Construction partner Andrew Parker and associate Dan Cudlipp talk to podcast host Miri Stickland about the impact of recent regulatory changes to the use of cladding on high rise buildings and who is responsible for the cost of replacing existing combustible cladding.
Some excerpts include:
“The Building Regulations require that building work must be carried out with adequate and appropriate materials in the circumstances. A second limb to that has now been introduced to ban combustible materials on residential buildings over 18 metres high. However, these changes won’t alone require remedial action to be taken in relation to completed buildings with combustible cladding. The trigger there is the fact that the building in question didn’t comply with the Regulations as they stood at the time when it was erected, extended or refurbished.”

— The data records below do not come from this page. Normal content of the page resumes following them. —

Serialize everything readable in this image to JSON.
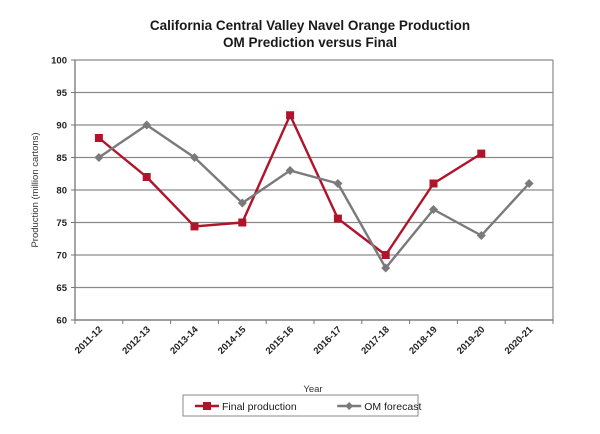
{
  "chart_data": {
    "type": "line",
    "title": "California Central Valley Navel Orange Production",
    "subtitle": "OM Prediction versus Final",
    "xlabel": "Year",
    "ylabel": "Production (million cartons)",
    "ylim": [
      60,
      100
    ],
    "yticks": [
      60,
      65,
      70,
      75,
      80,
      85,
      90,
      95,
      100
    ],
    "grid": true,
    "legend_position": "bottom",
    "categories": [
      "2011-12",
      "2012-13",
      "2013-14",
      "2014-15",
      "2015-16",
      "2016-17",
      "2017-18",
      "2018-19",
      "2019-20",
      "2020-21"
    ],
    "series": [
      {
        "name": "Final production",
        "color": "#b0142a",
        "marker": "square",
        "values": [
          88,
          82,
          74.4,
          75,
          91.5,
          75.6,
          70,
          81,
          85.6,
          null
        ]
      },
      {
        "name": "OM forecast",
        "color": "#7a7a7a",
        "marker": "diamond",
        "values": [
          85,
          90,
          85,
          78,
          83,
          81,
          68,
          77,
          73,
          81
        ]
      }
    ]
  }
}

“The Government has made funds available to replace existing combustible cladding, but the general feeling is that amount won’t be enough. There is also a requirement for anyone making an application to that fund to take steps to pursue those responsible for the defective cladding in the first place, but quite how far they will have to go remains to be seen. Ultimately, where the defect is a design issue, those parties responsible for the design and build of the building in the first place are going to have to answer those claims, which in turn means we are seeing a hardening in the professional indemnity insurance market.”
“In terms of hard and fast conclusions coming out of the Grenfell Enquiry, that is a couple of years away. Until we have those conclusions, it is difficult to know what the ultimate reaction of the industry will be. In the interim, where there are choices available, we are seeing people taking the more cautious approach, although obviously that has to considered in a commercial context as well.”